Something that’s occurred to me after 7 years of V-ray; I’m still using almost the same method for glass I was when I started.
What do people do to get realistic, ‘PBR’ window glass?
My diffuse is generally black and reflectivity set to about 20% grey (as 255 white is physically inaccurate, if I recall a post by LeLe)
Hey @Richard7666 what usually works for me is:
Diffuse : black
Refl: 245-250
Gloss: 0.99
GGX tail off: 1.0 - learned it from Mike
Hermes tut where he explains that gloss 1.0 is too sharp and values of 0.95 - 0.99 are either way too blurry or slightly too sharp on their own so we counter it with this amount of GGX tail off.
Refraction: 252
Refr gloss: 0.99
IOR: 1.52 - 1.55 depending on the thickness of the glass
no diffuse
reflect 1.0
ior 1.5+ as many different coatings make glass unusually reflective
gloss 1.0 most of the time. in archviz scenes realistic dof and realistic geometry (double/triple glazing) is what makes reflections in glass look good)
fog is very important. almost always more or less green (iron content in glass)
max depth for reflection/refraction - high. depends on the scene but in the end this is probably the most important parameter for glass shader.
I second this. Although the fog multiplier very low at 0.001 and gloss at 1.0 as well, although Lele stated to never use a gloss higher than 0.99, I don’t think it looks as good with lower.
Oh, it’s good enough to be used, not to worry, although there is nothing in nature which is not somewhat rough.
It’s also super quick, compared to glossy reflections.
The one caveat is that it may lead to fireflies, which the slower, but much more accurate glossy calculation process would help alleviate.
If one can spare the rendertime, there are ways to make the glossy reflection look closer to a perfectly sharp one (hint: raise the GTR Tail Falloff to something like 10.), but it should be done only if the perfectly sharp one is troublesome.
unless youre super close, you wont see the difference in 0.99 and 1.0 gloss value. You’d probably also need a bump map to work with the 0.99 gloss to see its effect. Its something Ive worked on for car paint gloss coats alot.
Fog colour, the multiplier and the bias help getting tinted coloured glass right.
There is a second effect which happens with glossy reflections: reflection blurring based on distance of the reflect object.
That won’t happen with perfectly sharp reflections, as there is no tracing *cone* coming out of the surface.
Fog colour, the multiplier and the bias help getting tinted coloured glass right.
Does anyone use reflect on backside?
Backside Reflections *needs* fog to work properly and give rise to internal reflections.
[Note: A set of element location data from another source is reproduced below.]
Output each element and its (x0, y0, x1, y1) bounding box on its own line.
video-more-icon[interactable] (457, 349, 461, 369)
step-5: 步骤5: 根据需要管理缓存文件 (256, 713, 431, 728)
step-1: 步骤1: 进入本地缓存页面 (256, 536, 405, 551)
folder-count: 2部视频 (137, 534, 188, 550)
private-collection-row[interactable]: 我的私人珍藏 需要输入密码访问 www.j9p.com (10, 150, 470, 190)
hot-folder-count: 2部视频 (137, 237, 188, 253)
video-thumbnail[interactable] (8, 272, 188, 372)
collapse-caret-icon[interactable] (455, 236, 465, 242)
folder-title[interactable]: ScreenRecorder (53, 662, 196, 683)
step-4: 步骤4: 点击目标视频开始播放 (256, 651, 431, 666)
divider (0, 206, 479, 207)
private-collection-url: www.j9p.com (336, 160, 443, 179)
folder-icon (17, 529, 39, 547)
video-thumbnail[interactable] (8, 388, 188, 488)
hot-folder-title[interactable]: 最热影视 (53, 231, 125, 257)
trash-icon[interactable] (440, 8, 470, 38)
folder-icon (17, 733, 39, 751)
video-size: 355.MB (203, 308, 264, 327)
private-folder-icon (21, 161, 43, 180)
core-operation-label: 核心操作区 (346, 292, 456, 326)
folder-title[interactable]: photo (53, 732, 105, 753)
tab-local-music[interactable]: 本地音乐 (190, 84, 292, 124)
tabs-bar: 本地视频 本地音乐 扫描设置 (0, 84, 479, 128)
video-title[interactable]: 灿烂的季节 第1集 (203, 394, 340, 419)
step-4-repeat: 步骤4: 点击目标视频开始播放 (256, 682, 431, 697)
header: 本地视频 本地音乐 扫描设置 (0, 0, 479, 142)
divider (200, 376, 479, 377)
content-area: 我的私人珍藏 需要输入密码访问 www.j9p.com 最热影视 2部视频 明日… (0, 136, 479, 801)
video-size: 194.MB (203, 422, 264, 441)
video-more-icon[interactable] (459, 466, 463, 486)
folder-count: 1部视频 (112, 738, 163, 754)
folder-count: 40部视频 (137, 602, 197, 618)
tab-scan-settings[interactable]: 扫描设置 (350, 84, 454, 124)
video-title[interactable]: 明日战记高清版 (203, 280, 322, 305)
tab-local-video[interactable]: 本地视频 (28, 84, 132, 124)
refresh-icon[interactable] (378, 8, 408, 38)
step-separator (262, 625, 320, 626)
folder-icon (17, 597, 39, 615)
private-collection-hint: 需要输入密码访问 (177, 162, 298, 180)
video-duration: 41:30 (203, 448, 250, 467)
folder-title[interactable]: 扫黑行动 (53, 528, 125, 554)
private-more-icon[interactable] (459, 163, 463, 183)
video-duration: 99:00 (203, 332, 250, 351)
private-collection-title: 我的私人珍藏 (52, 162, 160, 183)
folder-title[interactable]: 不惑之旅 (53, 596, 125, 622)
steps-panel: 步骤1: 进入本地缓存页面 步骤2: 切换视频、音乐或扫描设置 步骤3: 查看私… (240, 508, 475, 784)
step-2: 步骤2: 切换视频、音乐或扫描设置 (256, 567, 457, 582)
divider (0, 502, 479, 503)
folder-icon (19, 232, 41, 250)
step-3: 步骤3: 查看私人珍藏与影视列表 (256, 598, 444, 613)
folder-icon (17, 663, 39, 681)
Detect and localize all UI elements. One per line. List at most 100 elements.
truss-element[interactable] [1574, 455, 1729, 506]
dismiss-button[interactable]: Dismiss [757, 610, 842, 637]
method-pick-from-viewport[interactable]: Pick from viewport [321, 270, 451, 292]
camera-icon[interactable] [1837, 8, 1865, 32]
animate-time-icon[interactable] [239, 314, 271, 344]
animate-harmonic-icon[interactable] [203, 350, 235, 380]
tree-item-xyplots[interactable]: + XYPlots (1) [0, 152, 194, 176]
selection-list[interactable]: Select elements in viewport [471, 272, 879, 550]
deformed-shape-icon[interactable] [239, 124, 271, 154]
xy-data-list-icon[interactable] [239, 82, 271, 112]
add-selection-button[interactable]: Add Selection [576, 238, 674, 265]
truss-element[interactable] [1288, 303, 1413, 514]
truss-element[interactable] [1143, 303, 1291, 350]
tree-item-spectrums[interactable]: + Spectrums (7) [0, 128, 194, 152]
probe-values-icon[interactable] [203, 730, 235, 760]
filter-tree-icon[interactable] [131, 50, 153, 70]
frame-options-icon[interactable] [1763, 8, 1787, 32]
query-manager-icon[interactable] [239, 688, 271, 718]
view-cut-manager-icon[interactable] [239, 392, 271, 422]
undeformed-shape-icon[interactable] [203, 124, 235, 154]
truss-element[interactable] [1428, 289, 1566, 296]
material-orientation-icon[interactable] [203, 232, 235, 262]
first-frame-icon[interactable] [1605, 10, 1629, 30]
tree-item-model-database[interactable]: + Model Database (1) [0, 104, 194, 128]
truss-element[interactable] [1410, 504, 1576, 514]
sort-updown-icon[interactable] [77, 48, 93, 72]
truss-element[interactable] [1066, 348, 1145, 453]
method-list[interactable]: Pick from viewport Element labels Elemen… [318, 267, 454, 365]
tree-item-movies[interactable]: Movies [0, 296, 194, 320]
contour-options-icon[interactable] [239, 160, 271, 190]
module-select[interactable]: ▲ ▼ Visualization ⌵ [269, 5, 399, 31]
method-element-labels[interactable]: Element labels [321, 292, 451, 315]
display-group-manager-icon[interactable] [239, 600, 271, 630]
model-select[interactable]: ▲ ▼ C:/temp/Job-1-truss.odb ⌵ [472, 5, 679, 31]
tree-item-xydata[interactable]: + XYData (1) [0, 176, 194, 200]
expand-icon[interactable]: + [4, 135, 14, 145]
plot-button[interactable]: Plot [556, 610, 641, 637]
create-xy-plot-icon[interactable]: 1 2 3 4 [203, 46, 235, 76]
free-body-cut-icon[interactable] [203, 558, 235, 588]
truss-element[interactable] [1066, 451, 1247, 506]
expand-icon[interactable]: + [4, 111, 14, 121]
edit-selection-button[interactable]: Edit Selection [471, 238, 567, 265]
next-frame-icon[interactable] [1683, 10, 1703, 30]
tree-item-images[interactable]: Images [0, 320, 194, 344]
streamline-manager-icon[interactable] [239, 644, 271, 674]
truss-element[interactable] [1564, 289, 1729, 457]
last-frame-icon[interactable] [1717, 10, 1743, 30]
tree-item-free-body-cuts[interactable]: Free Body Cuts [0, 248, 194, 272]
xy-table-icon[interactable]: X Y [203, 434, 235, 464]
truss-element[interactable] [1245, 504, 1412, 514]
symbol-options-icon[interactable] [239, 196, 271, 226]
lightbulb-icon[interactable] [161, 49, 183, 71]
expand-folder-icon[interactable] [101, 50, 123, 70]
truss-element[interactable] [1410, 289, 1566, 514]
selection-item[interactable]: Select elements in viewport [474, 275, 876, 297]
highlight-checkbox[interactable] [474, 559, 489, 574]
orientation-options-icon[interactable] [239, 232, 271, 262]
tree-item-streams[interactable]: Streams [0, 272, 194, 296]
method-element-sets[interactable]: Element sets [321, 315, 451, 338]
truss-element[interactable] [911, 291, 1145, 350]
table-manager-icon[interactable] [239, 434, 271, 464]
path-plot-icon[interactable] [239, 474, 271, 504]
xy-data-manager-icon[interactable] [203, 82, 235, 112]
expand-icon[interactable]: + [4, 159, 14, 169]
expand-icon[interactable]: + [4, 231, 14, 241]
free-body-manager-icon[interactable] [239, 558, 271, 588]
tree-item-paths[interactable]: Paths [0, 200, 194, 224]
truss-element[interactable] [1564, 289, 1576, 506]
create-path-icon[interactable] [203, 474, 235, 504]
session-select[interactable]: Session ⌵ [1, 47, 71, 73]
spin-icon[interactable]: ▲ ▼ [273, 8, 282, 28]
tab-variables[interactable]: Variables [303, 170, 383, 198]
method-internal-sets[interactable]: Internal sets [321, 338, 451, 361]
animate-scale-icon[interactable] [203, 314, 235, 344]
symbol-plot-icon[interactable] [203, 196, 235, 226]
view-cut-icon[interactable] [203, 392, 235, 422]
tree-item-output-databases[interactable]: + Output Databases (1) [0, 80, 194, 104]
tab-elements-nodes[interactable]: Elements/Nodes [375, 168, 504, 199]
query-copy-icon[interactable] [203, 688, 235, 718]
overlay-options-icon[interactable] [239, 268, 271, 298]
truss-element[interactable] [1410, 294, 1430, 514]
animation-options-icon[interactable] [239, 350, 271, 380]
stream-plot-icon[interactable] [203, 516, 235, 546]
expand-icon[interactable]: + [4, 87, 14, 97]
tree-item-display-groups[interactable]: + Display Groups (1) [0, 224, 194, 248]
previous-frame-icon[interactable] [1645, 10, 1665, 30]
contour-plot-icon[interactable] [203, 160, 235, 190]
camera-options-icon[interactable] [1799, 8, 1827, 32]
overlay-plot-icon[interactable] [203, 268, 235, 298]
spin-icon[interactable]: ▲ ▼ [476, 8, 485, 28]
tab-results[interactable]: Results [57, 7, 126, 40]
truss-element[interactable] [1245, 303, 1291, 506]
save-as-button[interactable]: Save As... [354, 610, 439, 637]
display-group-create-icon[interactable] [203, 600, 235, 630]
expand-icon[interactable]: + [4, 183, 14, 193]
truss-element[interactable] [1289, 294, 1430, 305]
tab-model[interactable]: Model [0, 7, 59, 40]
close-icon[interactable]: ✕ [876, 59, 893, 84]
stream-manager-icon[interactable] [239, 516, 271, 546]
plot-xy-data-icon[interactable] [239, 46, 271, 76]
Notice that performance with glossies *is* appreciably lower with many bounces than it is with sharp reflections.
However, in most common cases (read not laser-like lights shining on 1000 bounces of glossy reflections and refractions.) the cutoff routines will prevent the dreaded “rendertime explosion”.
Mileage will vary, but by no means is the approach unusable, quite the contrary: we suggest doing this precisely because the overall time to job completion is shorter if a render comes out without fireflies (and clumps thereof!) to clean up, besides being closer to reality (as there is no perfect mirror.).
Well, this was some refuse i carried around all these years. Fog is *not* neededto get proper total internal reflections, just the “reflect on back side” switch is.
Cheers for the info Lele. Its been bugging me for long time. Visually I always got better results with it on, but Id been told by others it was for single sided geo only.
The index of refraction being unlinked and set to 1.1, and reflect on backside disabled.
The most basic glass setup should start out with pure black diffuse, pure white reflection and refraction (VRay takes care of not breaking the laws of thermodynamics internally) and an IOR of around 1.5-1.6. From there on out it’s about tweaking colour (fog) and reflectivity (ior).